Well, that was good. At least one of them did.
When they arrived at Luke and Sage’s, Eric knew they needed to be acting like a happy, intact family, so he did his best to hover close to Dani and hold Jaden’s hand when they entered. The others were already there, adding Emily and Greg to the mix as well as the pastor and his family. That meant the Baker farmhouse was practically busting at the seams.
Happy sounds all-but bounced off the walls, and in seconds, Jaden had shed her coat and ran off to join the festivities.
“Hey, hey,” Luke said, bringing a dish to the table, “look who made it!”
Hi’s, hello’s, welcomes, and hugs came at them from every direction. Eric made sure to introduce Emily to Dani, and with smiles, they said they had met at the wedding. With everyone clued in to who everyone else was, he let out a breath of relief. At least it looked like there would be no fireworks at this particular party.
“This is ready,” Luke called over the not-quite-small crowd. “Pastor, could you say a few words and bless the meal for us?”
“I’d be happy to.”
The din quieted, and when the pastor bowed his head, so did everyone else. “Dear Lord, we thank You so much for the great gift of Your Son, our Lord and Savior Jesus Christ. We thank You for this food, and most of all, we thank You for this time of fellowship together. Please bless our time together so it nourishes our spirits as much as this wonderful food nourishes our bodies. We ask this in Jesus’s Holy Name. Amen.”
“Amen.”
“That fire’s really great,” Derek said when supper was finished, the dishes done, and they had all congregated in the rather small living room to relax and just be together. The kids were off in other parts of the house playing something that erupted in fits of laughter or yells only once in a while. He sat down on the couch next to Jaycee who snuggled in closer to him when he put his arm around her. “We’re going to have to get ours going, but I’m afraid to ask what that’s going to take.”

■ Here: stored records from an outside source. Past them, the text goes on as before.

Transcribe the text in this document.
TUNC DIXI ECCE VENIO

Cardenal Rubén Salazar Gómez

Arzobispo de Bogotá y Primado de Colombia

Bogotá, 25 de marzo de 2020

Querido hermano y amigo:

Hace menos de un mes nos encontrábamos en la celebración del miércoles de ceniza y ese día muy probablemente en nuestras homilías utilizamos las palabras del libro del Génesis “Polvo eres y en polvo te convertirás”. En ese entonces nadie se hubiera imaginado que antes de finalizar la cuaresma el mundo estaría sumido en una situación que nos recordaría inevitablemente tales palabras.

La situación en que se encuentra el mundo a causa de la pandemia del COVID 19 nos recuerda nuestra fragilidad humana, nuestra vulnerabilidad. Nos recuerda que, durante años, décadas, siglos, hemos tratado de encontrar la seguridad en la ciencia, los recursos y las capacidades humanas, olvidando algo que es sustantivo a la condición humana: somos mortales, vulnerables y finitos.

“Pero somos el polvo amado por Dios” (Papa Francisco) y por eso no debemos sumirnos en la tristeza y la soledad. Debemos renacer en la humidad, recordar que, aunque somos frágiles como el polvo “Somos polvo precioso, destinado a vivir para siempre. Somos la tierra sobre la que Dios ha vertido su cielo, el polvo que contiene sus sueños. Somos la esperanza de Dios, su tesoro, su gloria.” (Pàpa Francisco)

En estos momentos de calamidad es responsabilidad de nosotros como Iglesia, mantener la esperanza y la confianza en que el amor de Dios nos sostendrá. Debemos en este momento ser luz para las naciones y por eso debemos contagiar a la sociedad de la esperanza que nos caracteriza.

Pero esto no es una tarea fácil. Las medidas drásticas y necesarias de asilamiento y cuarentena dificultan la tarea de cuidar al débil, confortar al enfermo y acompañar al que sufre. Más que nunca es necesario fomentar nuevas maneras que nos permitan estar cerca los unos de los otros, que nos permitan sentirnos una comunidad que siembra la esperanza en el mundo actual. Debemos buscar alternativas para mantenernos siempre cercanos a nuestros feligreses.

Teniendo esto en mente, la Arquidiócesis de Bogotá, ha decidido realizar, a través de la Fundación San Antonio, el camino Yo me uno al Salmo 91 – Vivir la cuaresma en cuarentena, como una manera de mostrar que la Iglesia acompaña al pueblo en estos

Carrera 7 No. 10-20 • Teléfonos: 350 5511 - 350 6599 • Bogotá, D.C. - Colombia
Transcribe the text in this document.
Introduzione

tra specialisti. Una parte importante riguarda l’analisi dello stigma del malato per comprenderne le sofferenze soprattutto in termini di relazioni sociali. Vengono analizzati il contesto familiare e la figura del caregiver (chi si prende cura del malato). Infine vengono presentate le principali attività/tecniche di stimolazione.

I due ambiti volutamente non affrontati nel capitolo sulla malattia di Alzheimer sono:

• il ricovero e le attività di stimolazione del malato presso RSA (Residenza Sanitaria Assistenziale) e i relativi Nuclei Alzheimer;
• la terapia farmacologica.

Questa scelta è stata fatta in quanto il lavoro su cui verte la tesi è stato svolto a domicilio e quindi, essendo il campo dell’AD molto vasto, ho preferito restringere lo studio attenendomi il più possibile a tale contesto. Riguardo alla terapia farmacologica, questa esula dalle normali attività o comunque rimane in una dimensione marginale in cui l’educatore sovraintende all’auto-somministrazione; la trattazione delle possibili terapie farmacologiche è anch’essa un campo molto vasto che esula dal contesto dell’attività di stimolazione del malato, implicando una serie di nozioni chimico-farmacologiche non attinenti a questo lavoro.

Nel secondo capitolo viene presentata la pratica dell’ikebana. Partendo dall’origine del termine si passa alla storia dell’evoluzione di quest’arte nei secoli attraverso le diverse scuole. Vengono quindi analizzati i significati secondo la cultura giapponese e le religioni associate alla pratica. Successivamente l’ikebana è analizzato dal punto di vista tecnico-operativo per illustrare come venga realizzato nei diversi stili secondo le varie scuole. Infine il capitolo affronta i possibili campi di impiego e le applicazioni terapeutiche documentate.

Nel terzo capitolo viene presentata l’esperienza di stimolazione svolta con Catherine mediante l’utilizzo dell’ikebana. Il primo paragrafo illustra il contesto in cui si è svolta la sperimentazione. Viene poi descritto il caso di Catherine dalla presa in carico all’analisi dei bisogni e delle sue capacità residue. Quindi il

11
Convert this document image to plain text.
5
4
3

“If it doesn’t have to be done right away, I could take a look at it for you,” Luke said as he stoked the fire before sitting on the hearth and putting his hands up to it. “Wouldn’t be the first chimney I’ve ever cleaned out.”
“I’d be afraid to know what was in that thing,” Rachel said from her position on the floor next to Caleb’s leg, her little girl in her lap. “I think dead animals are well within the realm of possibility.”
“There’s a visual,” Sage said, wrinkling her nose.
“Hey.” Rachel shrugged. “That’s fair warning.”
“So Rach are you really going to refinish those things from Attabury?” Luke asked.
“Well, I have to earn my keep somehow, don’t I?” She nudged into Caleb’s leg. “I’d hate to get fired on my first day on the job.”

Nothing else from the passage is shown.